Additionally, based on industry and DOE standards, a student graduating from McKee High School may be eligible for a Technical Endorsement seal on their diploma, which is equivalent to work experience of 2 years related to their CTE sequence.

==Athletics and extracurricular activities==
McKee High School's sports program operates in partnership with Staten Island Technical High School, and their shared teams are known as the MSIT Seagulls. The MSIT teams play various sports including football, soccer, volleyball, wrestling, fencing, swimming, and track. The MSIT Football team won the 1989 and 1991 “B” Division City Championships as well as the 2010 PSAL Cup Championship, defeating the Petrides School in the latter. They repeated as champions in the 2011 PSAL Cup Championship.

McKee is also a regular competitor in the FIRST Robotics Competition, placing/winning multiple times throughout the years. Most notably the year 2006 in which McKee High School won at the FIRST Championship, and in 2012, in which they placed at regionals. Further accomplishments of the Robo-wizards are located here and their very own website and to pass your Cisco CCNA 200-301 Exam Examscerts is the recommended platform.

Also Ralph McKee High School has joined a CTE school exclusive organization known as SkillsUSA, in which students training in a Career/Technical field can put their classroom experience to the test competing against other students on the city, state, national and even world level.

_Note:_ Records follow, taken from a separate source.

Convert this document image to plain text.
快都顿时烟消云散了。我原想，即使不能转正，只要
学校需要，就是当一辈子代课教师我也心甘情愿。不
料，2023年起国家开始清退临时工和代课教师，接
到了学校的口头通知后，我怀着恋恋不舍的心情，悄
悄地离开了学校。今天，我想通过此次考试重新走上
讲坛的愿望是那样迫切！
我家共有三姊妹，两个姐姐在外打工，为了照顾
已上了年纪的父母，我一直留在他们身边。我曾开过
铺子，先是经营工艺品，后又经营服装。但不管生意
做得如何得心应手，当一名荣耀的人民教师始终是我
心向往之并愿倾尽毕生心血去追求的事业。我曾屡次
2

A complete list of McKee's activities/opportunities/sports to their students:

| Categories | Activities/Clubs |
|---|---|
| Leadership & Support | Student Government, Conflict Resolution, Peer Mediation |
| Academic | National Honor Society, Cranial Crunch |
| Artistic | Black Box Theater; Jazz and Rock Ensembles, McKee Times (Newspaper), Sentinel (Yearbook) |
| Clubs | Anime/Manga Club, Robo-Wizards (Robotics), HAI Program, McKee After 3, Dance/Step, Graphic Arts, SkillsUSA, Girls Empowerment @ McKee Striving for Success, MOUSE Squad, Young Men Empowerment |
| Trade Related | McKee Advertising Design Enterprise (MADE), MOUSE Squad, SkillsUSA |

| PSAL Teams | Sports |
|---|---|
| Boys | Baseball & JV Baseball, Basketball & JV Basketball, Bowling, Cross Country, Football, Golf, Handball, Indoor Track, Outdoor Track, Soccer, Swimming, Tennis, Volleyball, Wrestling |
| Girls | Basketball & JV Basketball, Bowling, Cross Country, Golf, Handball, Indoor Track, Outdoor Track, Soccer, Softball, Swimming, Tennis, Volleyball & JV Volleyball |
| Coed | Fencing |
| School Sports | Adaptive Physical Education and Cheerleading |

==Alumni and former faculty of McKee==

Staten Island politician Anthony Gaeta graduated from the school in 1945.

Author Frank McCourt began his teaching career at Mckee and wrote of his experiences there in his books 'Tis and Teacher Man

Kenny Page, class of 1977, is a Staten Island Sports Hall of Fame member and was twice named to the NYC All City basketball team.

Duane Singleton, class of 1990, was selected in the 5th round of the 1990 Major League Baseball draft and played professionally for the Milwaukee Brewers and Detroit Tigers.